Лизель вернулась с пивом, очень взволнованная.
– Вот странно, – сказала она, – какой-то человек спрашивал про нас в пивной.
– Что? Про нас?
– Да, у фрау Менних… где, мол, мы живем. Но как же он знает нас, раз он не знает, где мы живем?
Георг встал.
– Мне пора, Лизель. Большое спасибо за все.
– Выпей с нами пива! Потом и пойдешь.
– Мне очень жаль, Лизель, но и так уж поздно. Значит…
Она зажгла свет.
– Ну, не пропадай опять надолго, Георг.
– Нет, Лизель…
– А ты куда же? – спросила Лизель Пауля. – То за пивом посылаешь, то…
– Я только до угла провожу Георга. Я сейчас вернусь.
– Нет, ты останешься дома! – воскликнул
Пауль сказал спокойно:
– Я провожу тебя до угла. Это мое дело.
Дойдя до двери, Пауль еще раз обернулся.
– Лизель, – сказал он, – послушай-ка. Никому не говори, что Георг был здесь.
Лизель покраснела от гнева:
– Значит, дело все-таки нечисто! Отчего же вы не сказали мне сразу?
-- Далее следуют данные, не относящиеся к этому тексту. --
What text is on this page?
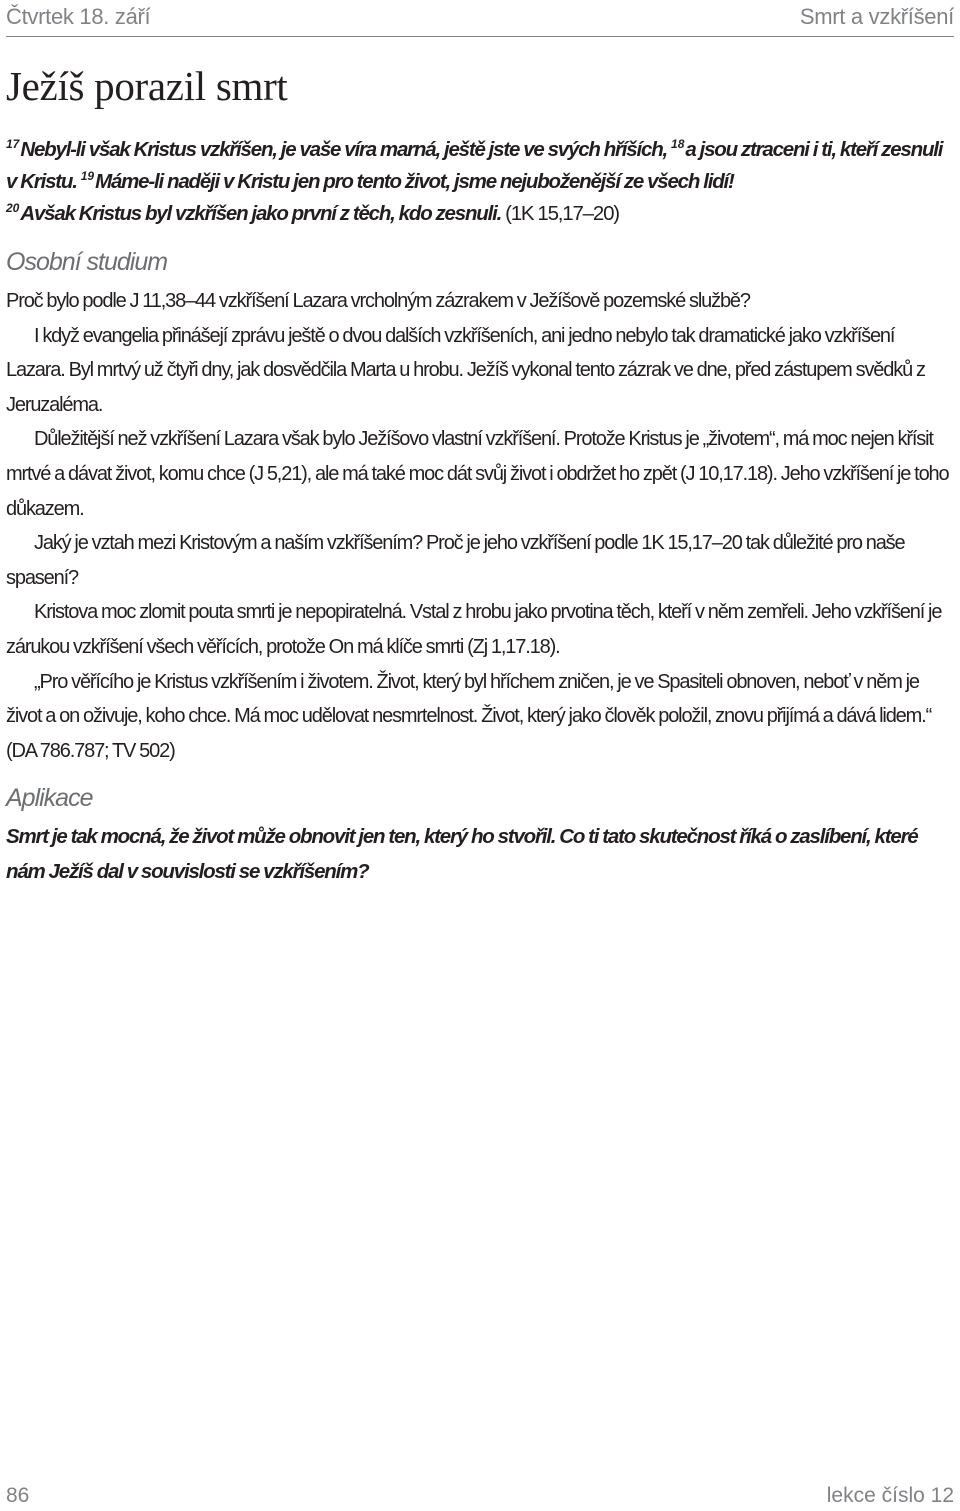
Čtvrtek 18. září	Smrt a vzkříšení
Ježíš porazil smrt

$^{17}$Nebyl-li však Kristus vzkříšen, je vaše víra marná, ještě jste ve svých hříších, $^{18}$a jsou ztraceni i ti, kteří zesnuli v Kristu. $^{19}$Máme-li naději v Kristu jen pro tento život, jsme nejuboženější ze všech lidí!
$^{20}$Avšak Kristus byl vzkříšen jako první z těch, kdo zesnuli. (1K 15,17–20)

Osobní studium

Proč bylo podle J 11,38–44 vzkříšení Lazara vrcholným zázrakem v Ježíšově pozemské službě?

I když evangelia přinášejí zprávu ještě o dvou dalších vzkříšeních, ani jedno nebylo tak dramatické jako vzkříšení Lazara. Byl mrtvý už čtyři dny, jak dosvědčila Marta u hrobu. Ježíš vykonal tento zázrak ve dne, před zástupem svědků z Jeruzaléma.

Důležitější než vzkříšení Lazara však bylo Ježíšovo vlastní vzkříšení. Protože Kristus je „životem“, má moc nejen křísit mrtvé a dávat život, komu chce (J 5,21), ale má také moc dát svůj život i obdržet ho zpět (J 10,17.18). Jeho vzkříšení je toho důkazem.

Jaký je vztah mezi Kristovým a naším vzkříšením? Proč je jeho vzkříšení podle 1K 15,17–20 tak důležité pro naše spasení?

Kristova moc zlomit pouta smrti je nepopiratelná. Vstal z hrobu jako prvotina těch, kteří v něm zemřeli. Jeho vzkříšení je zárukou vzkříšení všech věřících, protože On má klíče smrti (Zj 1,17.18).

„Pro věřícího je Kristus vzkříšením i životem. Život, který byl hříchem zničen, je ve Spasiteli obnoven, neboť v něm je život a on oživuje, koho chce. Má moc udělovat nesmrtelnost. Život, který jako člověk položil, znovu přijímá a dává lidem.“ (DA 786.787; TV 502)

Aplikace

Smrt je tak mocná, že život může obnovit jen ten, který ho stvořil. Co ti tato skutečnost říká o zaslíbení, které nám Ježíš dal v souvislosti se vzkříšením?

86	lekce číslo 12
– Вернусь и все тебе расскажу. Но главное – молчи, иначе худо будет и мне и детям.
Дверь с шумом захлопнулась, а Лизель стояла на месте, глубоко озадаченная. Худо детям? Худо Паулю? Ее бросало то в жар, то в холод. Она подошла к окну и внизу, на улице, увидела их обоих – один высокий, другой низенький, – они проходили между двумя фонарными столбами. Ей стало страшно. Совсем стемнело. Лизель села у стола, ожидая мужа.
– Если ты сию же минуту не вернешься, – сказал Георг вполголоса, и его лицо свела гневная судорога, – ты и себя погубишь, и мне не поможешь.
– Замолчи! Я знаю, что делаю. Ты пойдешь туда, куда я тебя отведу. Когда Лизель вернулась с пивом и нам так страшно стало, тут меня и осенило. Замечательный план. Если Лизель будет молчать, – а я уверен, что будет, она побоится погубить нас, – то ты в безопасности, – по крайней мере, на одну ночь.
Георг не ответил. Голова его была пуста, ни одной мысли. Он послушно следовал за Паулем в город. Зачем думать, если из этого ровно ничего не выходит? Только сердце неистово колотится в груди, словно прося, чтобы его выпустили из негостеприимного жилища, как два вечера назад, когда он решил пойти к Лени! И он попытался унять свое сердце: этого нельзя даже сравнивать. Ведь это же Пауль, не забывай. Это не любовная история, а дружба. Ты никому не веришь. Да, чтобы поверить другу, тоже нужно мужество! Успокойся. Ты долго этого не выдержишь. Ты мне мешаешь.
– Мы не поедем на трамвае, – сказал Пауль. – Лишние десять минут – вот и все. Я тебе объясню, куда я тебя веду. Сегодня утром я уже там был, когда шел к твоему проклятому Зауэру. У меня есть тут тетка Катарина, у нее транспортная контора, не бог весть что, три-четыре грузовика. К ней на работу должен был поступить брат моей жены из Оффенбаха, он сидел в тюрьме, и у него отняли шоферские права, так как при анализе нашли в крови алкоголь. Так вот, от него пришло пись-мо, что он приедет попозднее, и я должен это уладить. Тетка не в курсе, она его и в глаза не видела. Я тебя там выдам за него. А ты на все говори «да» или помалкивай.
– А бумаги? А завтра?
– Приучись наконец считать раз, два, три, а не раз, три, два. Тебе надо уйти. Тебе нужно где-то переночевать. Ты что же, предпочитаешь сегодня ночью подохнуть, а завтра иметь надежные бумаги? Завтра я как-нибудь проскользну. Завтра Пауль еще что-нибудь придумает.
Георг коснулся его руки. Пауль поднял голову, сделал ему легкую гримаску, как делают детям, чтобы они перестали плакать. Лоб у него был светлее остального лица, его не так густо покрывали веснушки. Одно присутствие Пауля уже успокаивало Георга, только бы он вдруг не ушел.